C’est la gauche qui a ouvert les feux en lançant sa campagne mardi, le président de l’Union syndicale suisse (USS) Pierre-Yves Maillard en tête, en compagnie notamment du coprésident du Parti socialiste Cédric Wermuth.

Une histoire tourmentée

La large victoire de mars gonfle les espoirs du Vaudois: «Les gens ont compris que les rentes sont insuffisantes. Nous voulons rétablir la confiance dans le 2e pilier en arrêtant cette politique où on paie toujours plus et où on reçoit toujours moins.»

Le dossier a connu une histoire pour le moins tourmentée. Il est né sur les cendres du projet Prévoyance 2020, refusé par le peuple en 2017 (52,7% de non). Ce projet combinait réforme du premier (AVS) et du deuxième pilier, avec un élément qui avait suscité l’ire de l’UDC et du PLR: un supplément de 70 francs par mois des rentes AVS pour compenser les pertes dans le 2e pilier.

Après cet échec, le projet a été scindé en deux. La réforme du 1er pilier (AVS21) a été approuvée de justesse il y a deux ans. Plus complexe encore, celle du 2e pilier a été confiée par le Conseil fédéral aux partenaires sociaux. Un accord a pu être trouvé entre les syndicats et l’Union patronale, qui comprenait un complément solidaire de 200 francs pour compenser les pertes de rentes.

Un accord détricoté

Les partis de droite et l’Union suisse des arts et métiers (Usam) l’ont perçu comme une tentative d’introduire la logique solidaire du 1er pilier à l’intérieur du 2e pilier, basé sur l’épargne individuelle. «Ce modèle, c’était l’arrosoir», dénonce le centriste Benjamin Roduit (VS), «sans discerner quelle catégorie a réellement besoin d’une compensation».

Avec le soutien des assureurs, le parlement s’est empressé de détricoter ce modèle pour en élaborer un nouveau, avec un système de compensations plus ciblées, sans le soutien de la gauche.

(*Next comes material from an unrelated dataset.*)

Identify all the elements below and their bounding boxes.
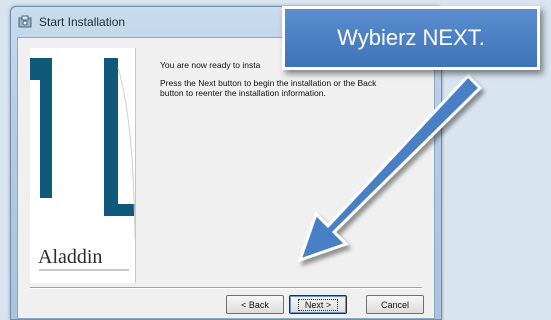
instruction-callout: Wybierz NEXT. bbox=[282, 6, 540, 70]
callout-text: Wybierz NEXT. bbox=[337, 25, 485, 50]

C’est ce modèle qui est soumis au peuple le 22 septembre.

L’élément central de cette réforme, à savoir l’abaissement du taux de conversion de 6,8% à 6%, a toutefois perdu de sa pertinence. Ce taux, c’est ce qui détermine le montant des rentes du 2e pilier. Cela signifie que par tranche de capital de vieillesse de 100 000 francs, un rentier ne touchera plus que 6000 francs par an au lieu de 6800 fr. Guère contesté à l’époque, cet abaissement est lié au vieillissement de la population.

La donne a changé

Pourquoi a-t-il perdu de sa pertinence? L’adieu aux taux d’intérêt négatifs et l’embellie sur les marchés financiers ont détendu la situation pour la plupart des caisses de pension. Celles-ci ont de toute façon anticipé la baisse du taux de conversion en jouant sur la partie surobligatoire.

«La moyenne des taux de conversion se situe déjà à 5,2% aujourd’hui», souligne Benjamin Roduit. «Seuls 15% des assurés subiront les effets de la baisse du taux de conversion et ce sont eux que visent principalement les mesures de compensations.»

«Cette réforme est un vol des rentes»
Vania Alleva

Le centriste valaisan le reconnaît: «Cette réforme paraît moins urgente, mais elle apporte quelque chose à la population. Du point de vue social, le statu quo est pire que ce qu’on propose dans cette réforme.» Et Benjamin Roduit d’évoquer notamment le meilleur accès des temps partiels et des bas revenus au 2e pilier, ce qui devrait bénéficier à de nombreuses femmes en particulier.

Une guerre des chiffres

A gauche, le statu quo, on est prêt à le faire durer. Présidente du syndicat Unia, Vania Alleva dénonce dans cette réforme un «vol des rentes». Les salariés de plus de 50 ans pourraient perdre, selon elle, jusqu’à 271 francs par mois, soit plus de 3200 francs par an. Quant aux bas et moyens revenus, ils pourraient payer jusqu’à 2400 francs de plus par an, souligne la vice-présidente de l’USS.

Ces chiffres sont contestés à droite. La campagne promet de belles envolées à ce sujet. Il sera toutefois bien difficile pour le quidam d’y voir clair, étant donné la complexité du système du 2e pilier, ainsi que des effets dilués de cette réforme sur les caisses de pension dites enveloppantes, à savoir toutes celles qui couvrent plus que les prestations minimales légales.